Danny Caxton, thought Banks. Shit. Celebrity, personality, presenter before presenters had even been invented. Household name. The Man with the Big Smile. Caxton had started his career in the late fifties with a few pop hits. He wasn’t a rock and roller, more of a crooner, a part of the Jim Reeves, Val Doonican and Matt Monroe crowd. Perhaps the girls didn’t scream at him the same way they did for Elvis or the Beatles, but plenty drooled over him as their parents had drooled over Johnnie Ray or Frank Sinatra. From what Banks could remember, Caxton obviously had good business sense and he must have realised early on that a career in pop balladry doesn’t last for ever. In the early sixties, he started to diversify. He had always had good comic timing and a knack for impersonating famous people, in addition to having the personality of an affable host.
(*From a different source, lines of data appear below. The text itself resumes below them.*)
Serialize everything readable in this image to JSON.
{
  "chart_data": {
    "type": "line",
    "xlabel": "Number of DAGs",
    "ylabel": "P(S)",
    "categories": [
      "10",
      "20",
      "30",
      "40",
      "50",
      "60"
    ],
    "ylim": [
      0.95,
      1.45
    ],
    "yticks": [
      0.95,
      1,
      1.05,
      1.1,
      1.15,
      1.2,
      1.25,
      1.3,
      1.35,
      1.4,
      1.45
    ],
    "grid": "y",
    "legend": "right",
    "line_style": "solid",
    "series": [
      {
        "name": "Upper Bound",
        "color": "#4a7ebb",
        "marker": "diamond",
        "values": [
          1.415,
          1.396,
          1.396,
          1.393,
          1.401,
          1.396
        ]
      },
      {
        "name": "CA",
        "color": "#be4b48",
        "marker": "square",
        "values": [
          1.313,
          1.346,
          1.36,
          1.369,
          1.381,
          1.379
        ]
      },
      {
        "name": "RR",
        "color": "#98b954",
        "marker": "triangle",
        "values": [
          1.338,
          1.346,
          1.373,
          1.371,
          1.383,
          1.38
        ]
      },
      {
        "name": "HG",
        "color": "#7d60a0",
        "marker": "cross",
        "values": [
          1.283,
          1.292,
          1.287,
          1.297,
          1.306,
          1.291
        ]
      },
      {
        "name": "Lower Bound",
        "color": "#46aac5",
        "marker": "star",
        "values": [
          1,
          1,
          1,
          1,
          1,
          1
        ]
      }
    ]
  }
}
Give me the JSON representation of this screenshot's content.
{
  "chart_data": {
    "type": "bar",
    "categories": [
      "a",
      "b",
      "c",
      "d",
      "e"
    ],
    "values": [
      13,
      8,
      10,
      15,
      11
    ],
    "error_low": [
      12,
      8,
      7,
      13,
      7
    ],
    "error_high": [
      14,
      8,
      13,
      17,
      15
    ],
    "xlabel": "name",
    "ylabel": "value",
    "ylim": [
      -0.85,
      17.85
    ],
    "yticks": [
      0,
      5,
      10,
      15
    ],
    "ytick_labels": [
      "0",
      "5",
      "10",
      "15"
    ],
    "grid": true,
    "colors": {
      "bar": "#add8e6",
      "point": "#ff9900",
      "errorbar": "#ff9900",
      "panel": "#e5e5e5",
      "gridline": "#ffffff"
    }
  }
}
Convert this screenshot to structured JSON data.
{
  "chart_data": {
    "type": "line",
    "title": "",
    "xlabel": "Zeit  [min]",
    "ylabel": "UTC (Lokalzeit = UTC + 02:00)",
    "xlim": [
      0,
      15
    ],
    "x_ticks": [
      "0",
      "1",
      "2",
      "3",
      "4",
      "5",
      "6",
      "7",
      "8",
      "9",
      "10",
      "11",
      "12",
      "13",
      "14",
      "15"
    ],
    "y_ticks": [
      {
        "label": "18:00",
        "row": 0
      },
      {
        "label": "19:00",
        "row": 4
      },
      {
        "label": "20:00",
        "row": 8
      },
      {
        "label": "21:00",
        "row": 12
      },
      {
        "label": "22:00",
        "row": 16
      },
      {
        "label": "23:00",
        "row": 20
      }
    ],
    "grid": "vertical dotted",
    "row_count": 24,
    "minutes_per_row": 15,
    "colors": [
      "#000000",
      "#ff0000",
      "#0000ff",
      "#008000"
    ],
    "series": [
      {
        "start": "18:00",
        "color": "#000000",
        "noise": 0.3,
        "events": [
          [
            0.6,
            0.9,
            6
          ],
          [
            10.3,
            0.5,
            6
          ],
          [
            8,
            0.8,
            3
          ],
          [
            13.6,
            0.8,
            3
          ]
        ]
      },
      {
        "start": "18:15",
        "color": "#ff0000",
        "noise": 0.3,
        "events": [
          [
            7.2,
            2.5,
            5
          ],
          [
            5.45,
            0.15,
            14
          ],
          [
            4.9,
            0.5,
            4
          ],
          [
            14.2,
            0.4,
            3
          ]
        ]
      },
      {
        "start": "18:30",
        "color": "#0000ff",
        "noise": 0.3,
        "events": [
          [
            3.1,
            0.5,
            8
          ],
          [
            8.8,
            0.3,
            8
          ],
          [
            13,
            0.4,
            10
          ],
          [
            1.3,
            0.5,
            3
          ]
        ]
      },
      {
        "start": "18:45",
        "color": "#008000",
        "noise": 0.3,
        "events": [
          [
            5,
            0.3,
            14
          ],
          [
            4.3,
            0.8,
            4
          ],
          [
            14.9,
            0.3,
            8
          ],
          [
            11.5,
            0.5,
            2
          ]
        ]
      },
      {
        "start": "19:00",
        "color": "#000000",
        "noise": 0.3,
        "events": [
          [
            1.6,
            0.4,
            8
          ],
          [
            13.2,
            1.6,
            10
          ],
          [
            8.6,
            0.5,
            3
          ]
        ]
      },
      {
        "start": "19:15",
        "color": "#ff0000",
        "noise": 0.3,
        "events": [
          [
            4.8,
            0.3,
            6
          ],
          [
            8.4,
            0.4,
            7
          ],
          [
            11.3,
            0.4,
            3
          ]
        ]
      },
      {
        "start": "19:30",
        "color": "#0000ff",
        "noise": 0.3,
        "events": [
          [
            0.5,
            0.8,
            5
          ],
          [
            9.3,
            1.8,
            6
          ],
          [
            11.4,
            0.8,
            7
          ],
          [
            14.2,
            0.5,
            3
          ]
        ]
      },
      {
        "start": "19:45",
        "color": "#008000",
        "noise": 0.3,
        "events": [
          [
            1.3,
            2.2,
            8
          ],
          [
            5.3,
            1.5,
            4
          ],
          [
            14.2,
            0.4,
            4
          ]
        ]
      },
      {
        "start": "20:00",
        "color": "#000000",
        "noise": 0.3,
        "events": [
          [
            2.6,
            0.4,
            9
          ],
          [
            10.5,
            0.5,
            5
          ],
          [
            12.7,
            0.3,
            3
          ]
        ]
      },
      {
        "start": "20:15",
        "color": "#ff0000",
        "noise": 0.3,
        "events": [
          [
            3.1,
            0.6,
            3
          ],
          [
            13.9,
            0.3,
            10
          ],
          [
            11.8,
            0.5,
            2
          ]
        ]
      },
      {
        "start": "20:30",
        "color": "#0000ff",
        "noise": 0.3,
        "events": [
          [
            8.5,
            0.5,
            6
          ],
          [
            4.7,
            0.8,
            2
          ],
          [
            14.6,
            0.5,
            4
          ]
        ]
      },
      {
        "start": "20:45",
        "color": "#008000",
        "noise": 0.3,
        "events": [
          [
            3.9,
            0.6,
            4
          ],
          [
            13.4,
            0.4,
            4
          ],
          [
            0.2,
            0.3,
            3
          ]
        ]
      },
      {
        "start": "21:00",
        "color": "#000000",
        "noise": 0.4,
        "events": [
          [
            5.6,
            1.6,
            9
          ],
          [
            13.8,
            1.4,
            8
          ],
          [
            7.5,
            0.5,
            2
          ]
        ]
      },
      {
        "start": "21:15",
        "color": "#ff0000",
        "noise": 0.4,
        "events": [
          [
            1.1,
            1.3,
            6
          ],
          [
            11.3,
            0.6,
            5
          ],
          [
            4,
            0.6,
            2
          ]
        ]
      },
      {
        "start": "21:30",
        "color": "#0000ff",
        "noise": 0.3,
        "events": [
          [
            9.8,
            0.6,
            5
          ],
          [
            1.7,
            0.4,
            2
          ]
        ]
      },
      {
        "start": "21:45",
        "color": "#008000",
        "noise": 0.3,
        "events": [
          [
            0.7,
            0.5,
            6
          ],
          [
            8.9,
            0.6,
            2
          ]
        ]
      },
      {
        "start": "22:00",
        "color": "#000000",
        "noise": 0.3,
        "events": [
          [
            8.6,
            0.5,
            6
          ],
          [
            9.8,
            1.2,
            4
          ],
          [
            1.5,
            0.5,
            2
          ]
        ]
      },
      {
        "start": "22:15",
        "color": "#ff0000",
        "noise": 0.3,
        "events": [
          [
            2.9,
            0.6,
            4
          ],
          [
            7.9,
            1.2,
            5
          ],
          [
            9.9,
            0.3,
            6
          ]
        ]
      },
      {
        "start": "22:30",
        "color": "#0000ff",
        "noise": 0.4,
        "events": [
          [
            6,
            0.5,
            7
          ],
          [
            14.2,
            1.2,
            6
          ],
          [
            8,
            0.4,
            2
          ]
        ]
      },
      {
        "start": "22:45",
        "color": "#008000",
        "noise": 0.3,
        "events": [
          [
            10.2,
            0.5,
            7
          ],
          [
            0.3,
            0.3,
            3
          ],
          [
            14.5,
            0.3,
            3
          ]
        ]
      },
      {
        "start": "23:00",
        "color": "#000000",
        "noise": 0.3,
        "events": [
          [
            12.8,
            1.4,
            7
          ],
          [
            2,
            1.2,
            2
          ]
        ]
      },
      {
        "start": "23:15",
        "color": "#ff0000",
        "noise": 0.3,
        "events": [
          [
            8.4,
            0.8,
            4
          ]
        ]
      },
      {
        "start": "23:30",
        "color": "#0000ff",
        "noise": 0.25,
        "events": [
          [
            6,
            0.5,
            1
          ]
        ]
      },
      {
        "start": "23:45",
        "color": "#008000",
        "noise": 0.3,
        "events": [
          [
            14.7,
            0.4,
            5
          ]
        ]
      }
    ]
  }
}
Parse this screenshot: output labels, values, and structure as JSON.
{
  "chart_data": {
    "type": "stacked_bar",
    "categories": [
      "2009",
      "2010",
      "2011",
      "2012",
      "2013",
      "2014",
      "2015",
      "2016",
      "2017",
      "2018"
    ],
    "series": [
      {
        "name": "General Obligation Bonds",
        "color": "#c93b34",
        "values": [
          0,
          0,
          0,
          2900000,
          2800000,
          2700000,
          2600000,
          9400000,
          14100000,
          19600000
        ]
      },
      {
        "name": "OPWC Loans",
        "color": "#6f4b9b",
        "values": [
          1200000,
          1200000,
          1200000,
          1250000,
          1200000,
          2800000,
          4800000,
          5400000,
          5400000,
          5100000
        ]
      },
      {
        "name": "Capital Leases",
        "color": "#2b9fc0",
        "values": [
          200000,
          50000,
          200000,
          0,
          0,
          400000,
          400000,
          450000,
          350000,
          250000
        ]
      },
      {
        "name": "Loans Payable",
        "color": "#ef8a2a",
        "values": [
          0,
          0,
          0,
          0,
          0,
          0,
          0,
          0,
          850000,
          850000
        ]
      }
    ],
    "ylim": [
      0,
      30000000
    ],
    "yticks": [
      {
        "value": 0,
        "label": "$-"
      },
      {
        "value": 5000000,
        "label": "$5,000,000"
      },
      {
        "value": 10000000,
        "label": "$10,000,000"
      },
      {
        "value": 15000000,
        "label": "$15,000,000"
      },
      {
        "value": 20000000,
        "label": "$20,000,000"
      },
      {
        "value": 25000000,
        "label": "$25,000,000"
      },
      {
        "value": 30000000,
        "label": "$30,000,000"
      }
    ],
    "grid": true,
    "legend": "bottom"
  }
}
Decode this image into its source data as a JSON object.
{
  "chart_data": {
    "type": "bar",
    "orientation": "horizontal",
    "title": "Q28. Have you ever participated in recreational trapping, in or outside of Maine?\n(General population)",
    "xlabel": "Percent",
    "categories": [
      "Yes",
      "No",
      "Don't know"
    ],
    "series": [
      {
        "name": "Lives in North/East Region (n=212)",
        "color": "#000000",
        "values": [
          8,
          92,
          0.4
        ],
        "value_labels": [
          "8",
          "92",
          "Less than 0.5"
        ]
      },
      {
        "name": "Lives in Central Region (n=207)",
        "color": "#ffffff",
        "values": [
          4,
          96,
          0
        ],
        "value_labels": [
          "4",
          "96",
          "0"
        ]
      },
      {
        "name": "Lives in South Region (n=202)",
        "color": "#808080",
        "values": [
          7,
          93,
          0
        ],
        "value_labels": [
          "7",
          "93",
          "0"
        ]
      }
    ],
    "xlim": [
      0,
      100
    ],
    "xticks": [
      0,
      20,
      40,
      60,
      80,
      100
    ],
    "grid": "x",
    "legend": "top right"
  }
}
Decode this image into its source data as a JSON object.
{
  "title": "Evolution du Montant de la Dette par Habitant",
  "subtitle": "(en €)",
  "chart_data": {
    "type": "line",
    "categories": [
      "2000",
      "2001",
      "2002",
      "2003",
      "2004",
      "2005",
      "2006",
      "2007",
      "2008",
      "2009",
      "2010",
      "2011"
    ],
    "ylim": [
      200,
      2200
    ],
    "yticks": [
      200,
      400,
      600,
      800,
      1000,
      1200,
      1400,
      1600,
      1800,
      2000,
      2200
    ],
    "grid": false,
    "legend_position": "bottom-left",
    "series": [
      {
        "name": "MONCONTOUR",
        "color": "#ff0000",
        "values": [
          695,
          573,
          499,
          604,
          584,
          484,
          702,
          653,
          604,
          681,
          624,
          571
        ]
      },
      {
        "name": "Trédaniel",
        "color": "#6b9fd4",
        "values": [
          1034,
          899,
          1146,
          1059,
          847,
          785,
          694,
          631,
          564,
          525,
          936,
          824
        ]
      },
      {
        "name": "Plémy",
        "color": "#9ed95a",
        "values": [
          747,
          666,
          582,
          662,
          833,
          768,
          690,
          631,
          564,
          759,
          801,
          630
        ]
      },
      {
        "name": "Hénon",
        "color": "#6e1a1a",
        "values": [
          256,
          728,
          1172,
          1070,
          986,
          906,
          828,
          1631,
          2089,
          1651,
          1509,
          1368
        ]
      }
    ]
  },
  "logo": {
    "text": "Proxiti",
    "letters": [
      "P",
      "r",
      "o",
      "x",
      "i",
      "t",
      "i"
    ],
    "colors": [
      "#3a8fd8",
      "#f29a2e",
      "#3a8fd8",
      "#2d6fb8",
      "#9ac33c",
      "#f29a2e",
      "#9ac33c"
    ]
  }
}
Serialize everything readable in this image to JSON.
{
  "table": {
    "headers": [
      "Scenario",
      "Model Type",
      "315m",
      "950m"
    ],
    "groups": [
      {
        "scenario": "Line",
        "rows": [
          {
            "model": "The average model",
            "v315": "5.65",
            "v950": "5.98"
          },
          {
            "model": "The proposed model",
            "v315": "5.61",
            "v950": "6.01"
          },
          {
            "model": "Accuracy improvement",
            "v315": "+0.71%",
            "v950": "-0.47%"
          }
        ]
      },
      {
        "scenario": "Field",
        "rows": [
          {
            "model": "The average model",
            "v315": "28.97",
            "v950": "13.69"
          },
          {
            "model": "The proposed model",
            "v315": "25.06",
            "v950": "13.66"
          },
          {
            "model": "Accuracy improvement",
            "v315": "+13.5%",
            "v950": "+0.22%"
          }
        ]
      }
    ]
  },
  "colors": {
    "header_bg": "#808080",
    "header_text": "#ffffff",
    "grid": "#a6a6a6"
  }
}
He compered variety shows, both live around the country and on television, cut the tapes at supermarket openings, judged beauty contests and quickly became the regular host of a popular talent-spotting programme called Do Your Own Thing! which lasted well into the late eighties. That was his catchphrase, too: ‘Do your own thing.’ Spoken with a tongue-in-cheek knowingness that tipped a wink towards its hippie origins. Even during the sixties and seventies he had the occasional novelty hit record, and he made a couple of dreadful swinging sixties films when he was already too old and square for such roles. He would have known Jimmy Savile, Banks realised. They were of the same generation. Caxton went from strength to strength: summer seasons, Christmas pantomimes, a successful West End musical comedy. He had married a pop singer at some point, Banks remembered, and there had been an acrimonious and public divorce not long after. His career had slowed down in the early nineties, but he still appeared occasionally as a guest on chat shows and had even hosted the odd Christmas variety special in the noughties.